A - Addition
如果奇数的个数是奇数就无解,否则就有解。
//waz
#include <bits/stdc++.h>
using namespace std;
#define mp make_pair
#define pb push_back
#define fi first
#define se second
#define ALL(x) (x).begin(), (x).end()
#define SZ(x) ((int)((x).size()))
typedef pair<int, int> PII;
typedef vector<int> VI;
typedef long long int64;
typedef unsigned int uint;
typedef unsigned long long uint64;
#define gi(x) ((x) = F())
#define gii(x, y) (gi(x), gi(y))
#define giii(x, y, z) (gii(x, y), gi(z))
int F()
{
char ch;
int x, a;
while (ch = getchar(), (ch < '0' || ch > '9') && ch != '-');
if (ch == '-') ch = getchar(), a = -1;
else a = 1;
x = ch - '0';
while (ch = getchar(), ch >= '0' && ch <= '9')

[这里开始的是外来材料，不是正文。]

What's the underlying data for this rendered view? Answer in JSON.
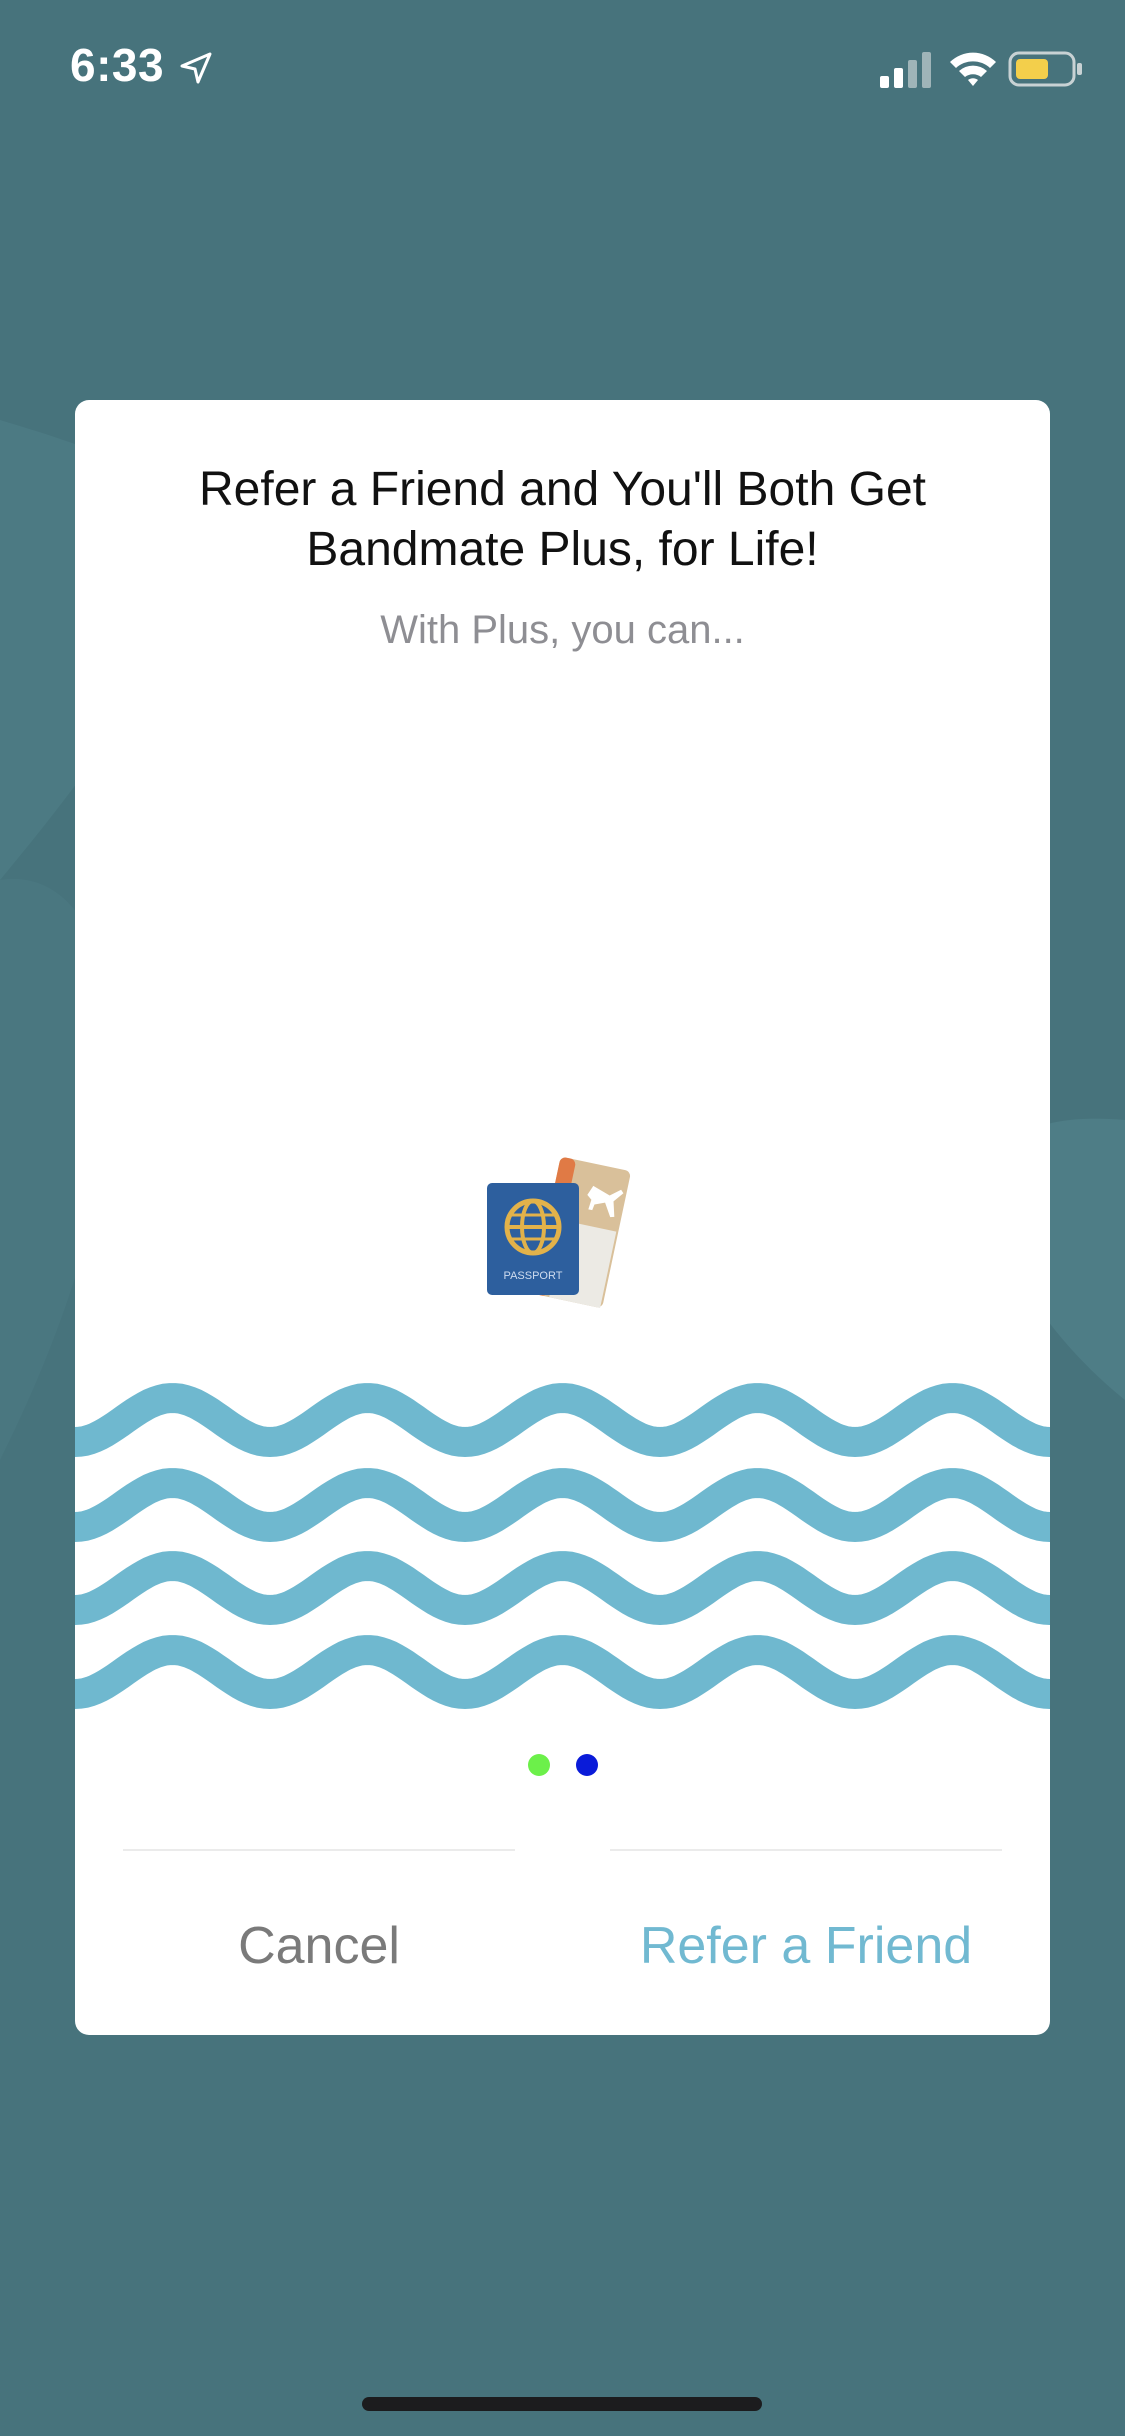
{
  "status_bar": {
    "time": "6:33",
    "location_icon": "location-arrow-icon",
    "signal_icon": "cellular-signal-icon",
    "wifi_icon": "wifi-icon",
    "battery_icon": "battery-icon"
  },
  "modal": {
    "title": "Refer a Friend and You'll Both Get Bandmate Plus, for Life!",
    "subtitle": "With Plus, you can...",
    "illustration_icon": "passport-ticket-icon",
    "illustration_label": "PASSPORT",
    "pagination": {
      "dots": [
        {
          "color": "#6cf04a",
          "active": false
        },
        {
          "color": "#0a1bd9",
          "active": true
        }
      ]
    },
    "cancel_label": "Cancel",
    "refer_label": "Refer a Friend"
  },
  "colors": {
    "background": "#47737c",
    "wave": "#6fb8cf",
    "refer_accent": "#71b9d1",
    "cancel_text": "#7a7a7a"
  }
}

x = (x << 1) + (x << 3) + ch - '0';
return a * x;
}
int n, ans;
int main()
{
gi(n);
for (int i = 1; i <= n; ++i)
{
int x = F();
if (x & 1) ++ans;
}
if (ans & 1) puts("NO");
else puts("YES");
}
B - Boxes
模拟,计算出以这个开头的操作有多少次,然后判断一下是不是可以完成。
//waz
#include <bits/stdc++.h>
using namespace std;
#define mp make_pair
#define pb push_back
#define fi first
#define se second
#define ALL(x) (x).begin(), (x).end()
#define SZ(x) ((int)((x).size()))
typedef pair<int, int> PII;
typedef vector<int> VI;
typedef long long int64;
typedef unsigned int uint;
typedef unsigned long long uint64;
#define gi(x) ((x) = F())
#define gii(x, y) (gi(x), gi(y))
#define giii(x, y, z) (gii(x, y), gi(z))
int F()
{
char ch;
int x, a;
while (ch = getchar(), (ch < '0' || ch > '9') && ch != '-');
if (ch == '-') ch = getchar(), a = -1;
else a = 1;
x = ch - '0';
while (ch = getchar(), ch >= '0' && ch <= '9')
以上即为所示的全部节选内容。